女神の願い②
卑弥呼を送り出した後も、女神の心は休まらなかった。 いつ魔王が誕生するかもしれないと気が気ではなく、保険として定期的に有望な魂をあちらの世界に送っていたのだ。
……もちろん、全員もれなくチート能力付きで。
そして時は流れ、日本の暦でいう一八九九年。 幕末の英傑、勝海舟を送り出した後――そろそろ卑弥呼の予言を忘れかけていた頃、女神はついにその文豪と出会った。

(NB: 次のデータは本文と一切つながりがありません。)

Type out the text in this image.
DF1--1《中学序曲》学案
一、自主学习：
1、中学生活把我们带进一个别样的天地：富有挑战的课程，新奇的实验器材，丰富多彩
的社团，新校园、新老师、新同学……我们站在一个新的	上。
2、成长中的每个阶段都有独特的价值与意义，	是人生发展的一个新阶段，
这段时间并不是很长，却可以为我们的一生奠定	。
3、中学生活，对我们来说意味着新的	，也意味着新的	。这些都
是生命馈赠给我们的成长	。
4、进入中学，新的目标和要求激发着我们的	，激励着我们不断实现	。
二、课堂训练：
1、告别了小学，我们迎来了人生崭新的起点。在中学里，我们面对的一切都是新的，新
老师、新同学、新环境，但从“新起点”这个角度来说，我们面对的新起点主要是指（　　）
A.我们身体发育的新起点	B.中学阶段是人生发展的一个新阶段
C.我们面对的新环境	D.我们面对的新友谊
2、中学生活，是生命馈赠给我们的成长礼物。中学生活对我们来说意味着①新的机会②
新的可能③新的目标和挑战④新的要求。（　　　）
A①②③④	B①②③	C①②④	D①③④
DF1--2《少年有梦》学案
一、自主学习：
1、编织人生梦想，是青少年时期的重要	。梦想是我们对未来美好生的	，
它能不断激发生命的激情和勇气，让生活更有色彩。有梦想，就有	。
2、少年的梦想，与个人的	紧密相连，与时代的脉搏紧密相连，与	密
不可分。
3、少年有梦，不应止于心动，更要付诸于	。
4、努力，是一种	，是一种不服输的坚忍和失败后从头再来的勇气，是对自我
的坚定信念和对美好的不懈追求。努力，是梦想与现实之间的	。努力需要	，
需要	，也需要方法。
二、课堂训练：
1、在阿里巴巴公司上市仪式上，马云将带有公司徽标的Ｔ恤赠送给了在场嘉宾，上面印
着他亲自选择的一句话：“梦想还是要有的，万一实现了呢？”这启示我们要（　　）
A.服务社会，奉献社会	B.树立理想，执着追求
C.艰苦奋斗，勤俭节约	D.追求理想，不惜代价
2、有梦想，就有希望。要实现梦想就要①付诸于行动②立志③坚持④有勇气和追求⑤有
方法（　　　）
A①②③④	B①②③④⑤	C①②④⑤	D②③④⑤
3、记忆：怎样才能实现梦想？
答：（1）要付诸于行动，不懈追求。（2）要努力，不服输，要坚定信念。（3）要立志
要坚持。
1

「それで、なぜ吾輩はここにいるのだ? まだ死ぬには困るのだが……」
立派な髭を蓄えた男は、困惑した様子で辺りを見回している。
「残念ながら、ここは死後の世界。そして、『吾輩は猫である』を作ったあなたに、頼みがあるの。私はこの世界を統括する女神。実は遥か昔、卑弥呼という預言者が、あなたが未来を予言すると言い残していてね」
「……ほう?」
その時、夏目漱石の内心は、驚きで満たされていた。 なぜなら、その「予言をする」という状況が、運命のいたずらか、いま自身の頭の中で構想を練っていた小説の内容と奇妙に合致していたからだ。
(面白い。ならば、吾輩が考えていた筋書きを話してやろうか――)
そう考え、漱石が口を開こうとした、その瞬間だった。
彼の意志とは無関係に、唇が動いた。
「……この後。吾輩、夏目漱石に名前が酷似した者が、あなたの使い魔である『猫』を助け、ここに来るだろう」
(――え?)
漱石の思考が凍り付く。違う。言おうとしていたことは、こんなことではない。だが、口は勝手に言葉を紡ぎ続ける。
「その時、その少年には、特別な能力を与えず、異世界へ送れ。彼こそが、魔王を討ち滅ぼす希望となるだろう」
言い終えた瞬間、漱石の心は、表現しがたい恐怖に支配された。 まるで何者かに思考を乗っ取られ、台本を読まされたような感覚。 だが、それ以上に恐ろしかったのは――その恐怖すらも、瞬時にして凪のように静まり返ったことだった。
まるで、見えざる巨大な手が、彼の感情を強制的に押さえつけたかのように。漱石は、抗う気力すら奪われ、ただ立ち尽くすことしかできなくなった。
一方。
女神は、驚愕していた。
正直なところ、卑弥呼の予言など、ほんの小さな希望程度にしか思っていなかったのだ。だが今、彼女は重大な事実に気が付いた。
(私……自分の使い魔が猫だなんてこと、彼に一言も言っていないわよね?)
運命のいたずらか。時代も場所も地位も異なる、卑弥呼、夏目漱石、そして女神が、「猫」という存在によって奇妙な一本の線で繋がったのだ。
その事実は、女神がこの奇妙な予言を信じるに値する、十分すぎる根拠となった。
「……わかったわ。あなたがそう言うのなら、信じましょう。それでは、あなたには報酬として、チート能力を――」
「いや、私は異世界に行かなくていい」
漱石が、再び口を開いた。 彼の内側で渦巻いていた、「異世界への知的好奇心」は、またしても何者かによって完全に封殺されていた。
「それよりも、魂を再利用して、新しい人間としてこの地球に生まれ変わらせてほしい。まだ、書きたいものがある」
彼は、思ってもいないことを、さも自分の意志であるかのように淡々と告げた。
女神は、人の心を読める能力を持っている。 だが、この時ばかりは、まるで何者かが分厚いカーテンで覆い隠したかのように――夏目漱石が内心では全く別のことを考え、恐怖しているとは、夢にも思わなかった。
「……わかったわ。稀有な魂の持ち主である、あなたの望みだもの。記憶をリフレッシュして、新たな人生を送らせてあげる」
そうして、夏目漱石の本心も、その裏に潜む何者かの介入も知られぬまま。 その奇妙な予言は、女神の心に深く刻まれることとなった。